Nannie and her husband knew what I was asking about. “We’ve never been there,” she told me. “But the Muslims we’ve met have been friendly.”
They knew how to get to the compound, and gave me directions. But, as Nannie and I talked, I became more interested in seeing the farm she’d bought with her husband more than thirty fives years ago when they moved to Red House. “I planted two grape vines then,” she told me. “Each of them is more than twenty five feet long. The trunks are this big,” she said, making a circle with her fingers that seemed about the size of my calf.

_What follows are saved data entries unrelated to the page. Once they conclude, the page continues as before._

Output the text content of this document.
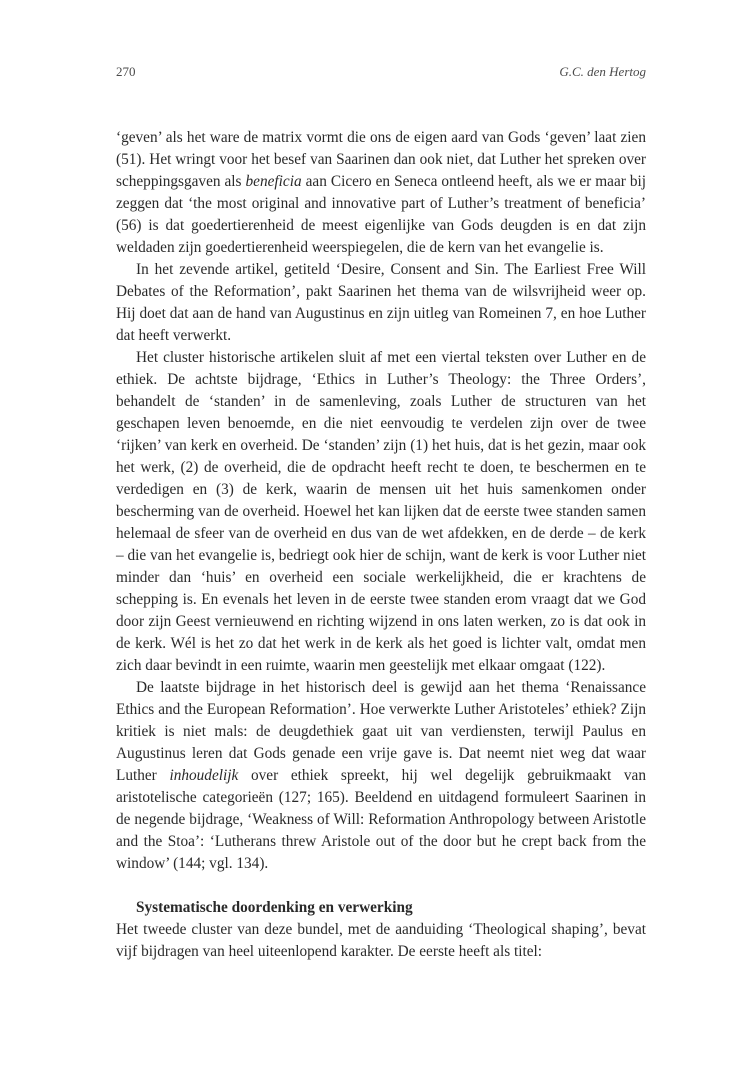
270	G.C. den Hertog

‘geven’ als het ware de matrix vormt die ons de eigen aard van Gods ‘geven’ laat zien (51). Het wringt voor het besef van Saarinen dan ook niet, dat Luther het spreken over scheppingsgaven als beneficia aan Cicero en Seneca ontleend heeft, als we er maar bij zeggen dat ‘the most original and innovative part of Luther’s treatment of beneficia’ (56) is dat goedertierenheid de meest eigenlijke van Gods deugden is en dat zijn weldaden zijn goedertierenheid weerspiegelen, die de kern van het evangelie is.

In het zevende artikel, getiteld ‘Desire, Consent and Sin. The Earliest Free Will Debates of the Reformation’, pakt Saarinen het thema van de wilsvrijheid weer op. Hij doet dat aan de hand van Augustinus en zijn uitleg van Romeinen 7, en hoe Luther dat heeft verwerkt.

Het cluster historische artikelen sluit af met een viertal teksten over Luther en de ethiek. De achtste bijdrage, ‘Ethics in Luther’s Theology: the Three Orders’, behandelt de ‘standen’ in de samenleving, zoals Luther de structuren van het geschapen leven benoemde, en die niet eenvoudig te verdelen zijn over de twee ‘rijken’ van kerk en overheid. De ‘standen’ zijn (1) het huis, dat is het gezin, maar ook het werk, (2) de overheid, die de opdracht heeft recht te doen, te beschermen en te verdedigen en (3) de kerk, waarin de mensen uit het huis samenkomen onder bescherming van de overheid. Hoewel het kan lijken dat de eerste twee standen samen helemaal de sfeer van de overheid en dus van de wet afdekken, en de derde – de kerk – die van het evangelie is, bedriegt ook hier de schijn, want de kerk is voor Luther niet minder dan ‘huis’ en overheid een sociale werkelijkheid, die er krachtens de schepping is. En evenals het leven in de eerste twee standen erom vraagt dat we God door zijn Geest vernieuwend en richting wijzend in ons laten werken, zo is dat ook in de kerk. Wél is het zo dat het werk in de kerk als het goed is lichter valt, omdat men zich daar bevindt in een ruimte, waarin men geestelijk met elkaar omgaat (122).

De laatste bijdrage in het historisch deel is gewijd aan het thema ‘Renaissance Ethics and the European Reformation’. Hoe verwerkte Luther Aristoteles’ ethiek? Zijn kritiek is niet mals: de deugdethiek gaat uit van verdiensten, terwijl Paulus en Augustinus leren dat Gods genade een vrije gave is. Dat neemt niet weg dat waar Luther inhoudelijk over ethiek spreekt, hij wel degelijk gebruikmaakt van aristotelische categorieën (127; 165). Beeldend en uitdagend formuleert Saarinen in de negende bijdrage, ‘Weakness of Will: Reformation Anthropology between Aristotle and the Stoa’: ‘Lutherans threw Aristole out of the door but he crept back from the window’ (144; vgl. 134).

Systematische doordenking en verwerking

Het tweede cluster van deze bundel, met de aanduiding ‘Theological shaping’, bevat vijf bijdragen van heel uiteenlopend karakter. De eerste heeft als titel:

“There’s something you may want to see,” I replied. Minutes later, I showed her my photo of my first grapes that I’d planted more than ten years ago. She seemed impressed. “I’d love to take pictures of yours...if you’d like that.” I explained that I didn’t have mine any more since I’d sold my house and its grape vines.
She loved the idea. “Maybe you’ll come when they’re ripe in August. You can pick some of mine. And I want you to see my pear tree too,” she told me. “I still can’t believe it was blown there many years ago during a bad storm. We left it where it landed, and it grows more pears than we can use.” She mentioned the jams, preserves, pickles, and condiments she’d made. “And there were some left over!” she exclaimed.
I thought of that unexpected delivery of her pear tree on Thursday when I was digging, cleaning a lot near downtown that I’ll eventually sell. Like her tree, I had a visitor I hadn’t seen before, a beautiful Carolina blue bird that flew from a tree just across the road to one on my property. Attracted to grub worms I uncovered, it flew within yards of where I was digging. For more than an hour, I noticed the blue bird come and go.
That’s when I decided to offer the next grub worm directly to my visitor. Putting one on my shovel, I looked in the direction of the bird’s perch, then tossed the grub about twelve feet in front of me. Moments later, the blue bird snatched the morsel. I looked for more.
And I remembered doing something similar at my former home where I’d planted my grape vines. As my younger daughter watched, I held a nectar filled feeder for humming birds to land on. When they buzzed by my ear to land on the feeder, I was thrilled.
Soon after that came my first grapes, grapes I’d hoped to turn into Passover wine someday. Although the coming of this year’s Passover is my first full year without that dream, I may have found its replacement, thanks to Nannie’s offer, just in time for a Pesach to come.